Com a incompetência, a indiferença e a ganância instaladas há décadas na governação global, nos seus aliados institucionais (FMI, BM, OMC…) e em alguns fundos globais, sem ética, continuaremos a observar por muito tempo o nefando quadro da fome: ela instalou-se no nosso seio e já está a ceifar milhões de vidas.
As causas do espectro da fome global são múltiplas, todas previsíveis e evitáveis, não fossem os aprendizes de feiticeiro já citados terem dado ou obtido de bandeja todas as oportunidades para agravarem o mortífero tsunami silencioso da fome. De desregulamentação em desregulamentação, chegou-se à desenfreada especulação sobre os alimentos, prevendo a ONU que se possa chegar, se medidas estruturantes urgentes não forem tomadas, ao morticínio de cem milhões de pessoas! E não falo dos sofrimentos que o espectro da fome provoca, como aquele que observei na fronteira entre Jalalabad (Afeganistão) e Peshawar (Paquistão): adultos e crianças, tentando passar sorrateiramente, evitando bastonadas, alguns quilos de farinha para sobreviver! Nesse jogo do gato e do rato, uma menina afegã de oito anos morreu, marcando indelevelmente a minha consciência humana.

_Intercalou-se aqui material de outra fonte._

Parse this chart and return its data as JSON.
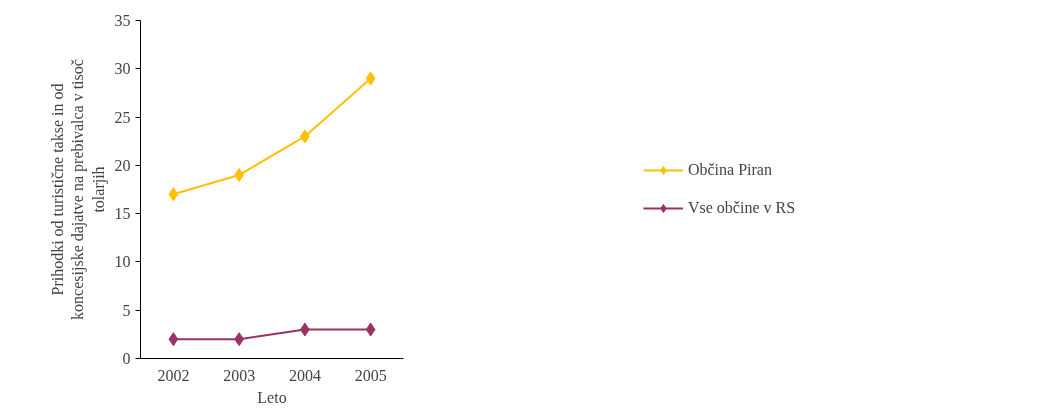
{
  "chart_data": {
    "type": "line",
    "xlabel": "Leto",
    "ylabel": "Prihodki od turistične takse in od koncesijske dajatve na prebivalca v tisoč tolarjih",
    "categories": [
      "2002",
      "2003",
      "2004",
      "2005"
    ],
    "series": [
      {
        "name": "Občina Piran",
        "color": "#ffc000",
        "values": [
          17,
          19,
          23,
          29
        ]
      },
      {
        "name": "Vse občine v RS",
        "color": "#993366",
        "values": [
          2,
          2,
          3,
          3
        ]
      }
    ],
    "ylim": [
      0,
      35
    ],
    "yticks": [
      0,
      5,
      10,
      15,
      20,
      25,
      30,
      35
    ],
    "grid": false,
    "legend": "right",
    "marker": "diamond",
    "line_style": "solid"
  }
}
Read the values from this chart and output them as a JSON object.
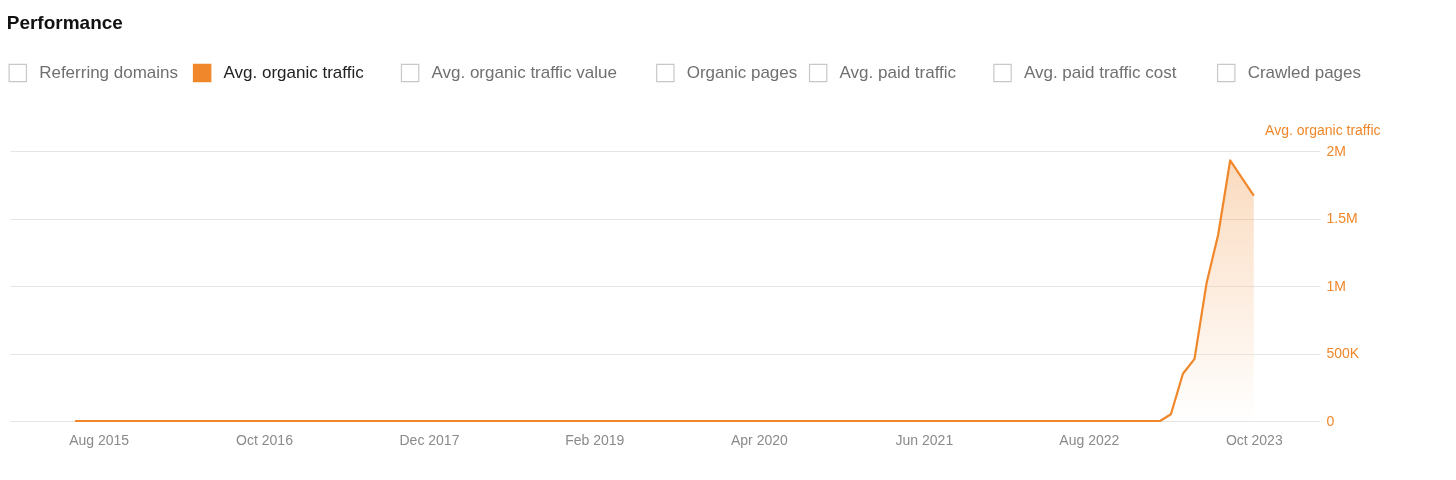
{
  "chart_data": {
    "type": "area",
    "title": "Performance",
    "annotations": [
      "Referring domains",
      "Avg. organic traffic value",
      "Organic pages",
      "Avg. paid traffic",
      "Avg. paid traffic cost",
      "Crawled pages"
    ],
    "ylabel": "Avg. organic traffic",
    "x": [
      "2015-06",
      "2023-02",
      "2023-03",
      "2023-04",
      "2023-05",
      "2023-06",
      "2023-07",
      "2023-08",
      "2023-10"
    ],
    "series": [
      {
        "name": "Avg. organic traffic",
        "color": "#f0872a",
        "values": [
          0,
          0,
          50000,
          350000,
          460000,
          1020000,
          1380000,
          1930000,
          1670000
        ]
      }
    ],
    "xlim": [
      "2014-12-15",
      "2024-03-20"
    ],
    "xticks": [
      {
        "value": "2015-08",
        "label": "Aug 2015"
      },
      {
        "value": "2016-10",
        "label": "Oct 2016"
      },
      {
        "value": "2017-12",
        "label": "Dec 2017"
      },
      {
        "value": "2019-02",
        "label": "Feb 2019"
      },
      {
        "value": "2020-04",
        "label": "Apr 2020"
      },
      {
        "value": "2021-06",
        "label": "Jun 2021"
      },
      {
        "value": "2022-08",
        "label": "Aug 2022"
      },
      {
        "value": "2023-10",
        "label": "Oct 2023"
      }
    ],
    "ylim": [
      0,
      2000000
    ],
    "yticks": [
      0,
      {
        "value": 500000,
        "label": "500K"
      },
      {
        "value": 1000000,
        "label": "1M"
      },
      {
        "value": 1500000,
        "label": "1.5M"
      },
      {
        "value": 2000000,
        "label": "2M"
      }
    ],
    "grid": "y",
    "legend": "top left",
    "marker": "none"
  }
}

Que medidas estruturantes globais têm de ser já tomadas para acabar com a verdadeira escravidão biológica que é a fome? Impedir a especulação financeira sobre os alimentos, a grande detonadora do cataclismo actual; proibir a produção de biodiesel com alimentos e em áreas agrícolas destinadas à alimentação dos seres humanos e animais (há alternativas!); adoptar medidas que evitem o agravamento das alterações climáticas a médio prazo, dado que algumas das suas consequências já são irreversíveis; aumentar as áreas de cultivo destinadas a seres humanos e animais. Já o falecido professor Josué de Castro, antigo presidente da FAO, demonstrava no seu magistral livro Geopolítica da Fome que o planeta, se bem gerido, poderia alimentar o dobro da população actual; regulamentar e controlar o preço dos combustíveis! Nunca as empresas petrolíferas e os estados ganharam tanto dinheiro como agora; acabar com as guerras travadas sob pretextos falaciosos e com as violações do Direito Internacional e da Carta das Nações Unidas que só criaram mais refugiados e mais conflitos. E por isso, também, mais esfomeados; aliviar a asfixia que sufoca os países mais pobres, perdoando-lhes as dívidas e os juros e bloquear as contas faraónicas dos seus corruptos governantes, a fim de se criar um fundo de desenvolvimento para esses países; acabar com as monoculturas de exportação, nos países economicamente subdesenvolvidos, incentivadas ou impostas pelos funestos planos de (des)ajustamento estrutural do FMI e BM; implementar um comércio justo entre os países ricos e pobres.
Não é com a injecção pontual de milhões de euros que se resolve a epidemia da fome. Se não se aplicarem as medidas estruturais referidas, o genocídio pela fome vai agravar-se. As primeiras vítimas dessa praga social criada pelo homem são sempre as mesmas: os miseráveis dos países mais pobres. Por efeito de ricochete, seremos todos atingido. Temos de reagir todos e agora, pois o espectro da fome já está entre nós!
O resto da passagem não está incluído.